If you’re right handed, your fretting hand should look like the letter ‘c’ when viewed looking from the headstock to the body of the guitar. (If you’re left-handed, it should look like a backwards letter ‘c’.)
The next question is the elbow of the fretting hand. It should be comfortably bent, and it is not allowed to rest on anything - not the chair, the couch, the arm of the chair, not your leg, nothing. It gets to flap in the breeze. Keep the wrist straight.
Now, put the fingers on the instrument and let the weight of the fretting arm pull the fingers to the fretboard. As an exercise, pull the thumb away from the back of the neck. If the fingers are in the right place (just nut-ward of the fret, no fingers or anything else touching the string between the fret and the saddle of the bridge), the note should sound just as pure, sustained and rich as with the thumb touching the back of the neck. To be absolutely clear, the thumb of the fretting hand is there for balance and location. It is not there for grip, pressure, squeezing - none of that is required because the finger transfers the weight of the arm onto the instrument, and that weight alone is enough to pinch the string between the fret and the fingerboard, giving the gorgeous sound we all know and love. If that weight is not sufficient, the services of a luthier or good guitar technician are required.
Chords are a little harder than single notes - the fretting fingers have to be perpendicular to the line of the frets and the line of the strings. This ideal x-y-z axis holds as true as possible for all the fingers - that way, the energy is efficiently transferred to the string (for minimum tension in the fretting hand) and the strings are allowed to vibrate freely without the interference of some flesh hanging over from a different string.
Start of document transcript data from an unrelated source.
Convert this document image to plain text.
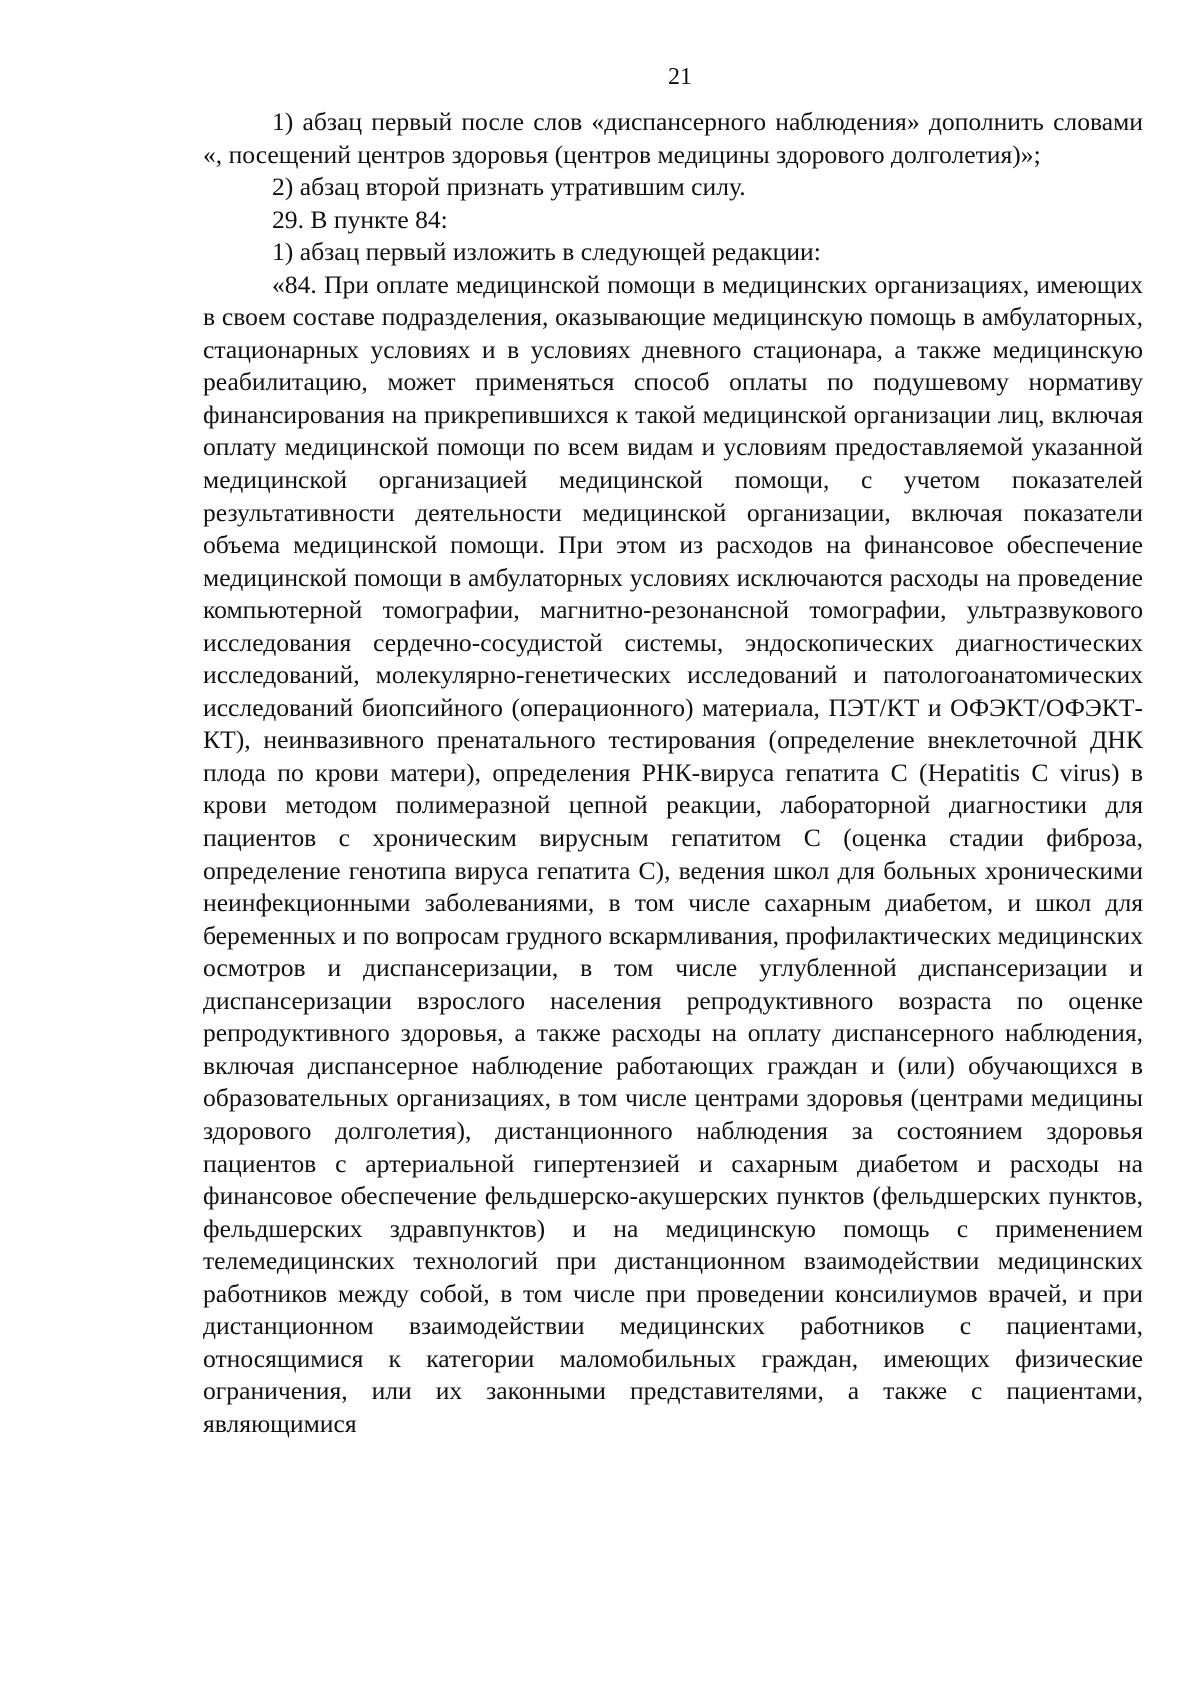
21

1) абзац первый после слов «диспансерного наблюдения» дополнить словами «, посещений центров здоровья (центров медицины здорового долголетия)»;

2) абзац второй признать утратившим силу.

29. В пункте 84:

1) абзац первый изложить в следующей редакции:

«84. При оплате медицинской помощи в медицинских организациях, имеющих в своем составе подразделения, оказывающие медицинскую помощь в амбулаторных, стационарных условиях и в условиях дневного стационара, а также медицинскую реабилитацию, может применяться способ оплаты по подушевому нормативу финансирования на прикрепившихся к такой медицинской организации лиц, включая оплату медицинской помощи по всем видам и условиям предоставляемой указанной медицинской организацией медицинской помощи, с учетом показателей результативности деятельности медицинской организации, включая показатели объема медицинской помощи. При этом из расходов на финансовое обеспечение медицинской помощи в амбулаторных условиях исключаются расходы на проведение компьютерной томографии, магнитно-резонансной томографии, ультразвукового исследования сердечно-сосудистой системы, эндоскопических диагностических исследований, молекулярно-генетических исследований и патологоанатомических исследований биопсийного (операционного) материала, ПЭТ/КТ и ОФЭКТ/ОФЭКТ-КТ), неинвазивного пренатального тестирования (определение внеклеточной ДНК плода по крови матери), определения РНК-вируса гепатита С (Hepatitis C virus) в крови методом полимеразной цепной реакции, лабораторной диагностики для пациентов с хроническим вирусным гепатитом С (оценка стадии фиброза, определение генотипа вируса гепатита С), ведения школ для больных хроническими неинфекционными заболеваниями, в том числе сахарным диабетом, и школ для беременных и по вопросам грудного вскармливания, профилактических медицинских осмотров и диспансеризации, в том числе углубленной диспансеризации и диспансеризации взрослого населения репродуктивного возраста по оценке репродуктивного здоровья, а также расходы на оплату диспансерного наблюдения, включая диспансерное наблюдение работающих граждан и (или) обучающихся в образовательных организациях, в том числе центрами здоровья (центрами медицины здорового долголетия), дистанционного наблюдения за состоянием здоровья пациентов с артериальной гипертензией и сахарным диабетом и расходы на финансовое обеспечение фельдшерско-акушерских пунктов (фельдшерских пунктов, фельдшерских здравпунктов) и на медицинскую помощь с применением телемедицинских технологий при дистанционном взаимодействии медицинских работников между собой, в том числе при проведении консилиумов врачей, и при дистанционном взаимодействии медицинских работников с пациентами, относящимися к категории маломобильных граждан, имеющих физические ограничения, или их законными представителями, а также с пациентами, являющимися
This latter effect partly depends on the development of callouses, but angle is a huge factor as well.
So, to answer the question about finger pain, your description sounds to me like you are overgripping, and that’s the source of this long harangue. It’s very different from the violin, although there are some similarities. Guitars are cousins to viols, and they had frets on viols to make up for the relative inefficiency of the older bow. A modern violin bow transfers a tremendous energy to the string, and that makes up for the lack of frets. Guitars have frets in order to get sustain out of a single pluck - contrast pizzicato on the violin and how difficult the sustain is. Frets mean you don’t have to grip…
I am a guitar teacher, so I have a biased viewpoint, but I can’t stress enough how much I recommend a teacher. This excess verbiage above can be expressed in about 10 minutes in a lesson, and it’s more effective because you get the hands-on feel for it.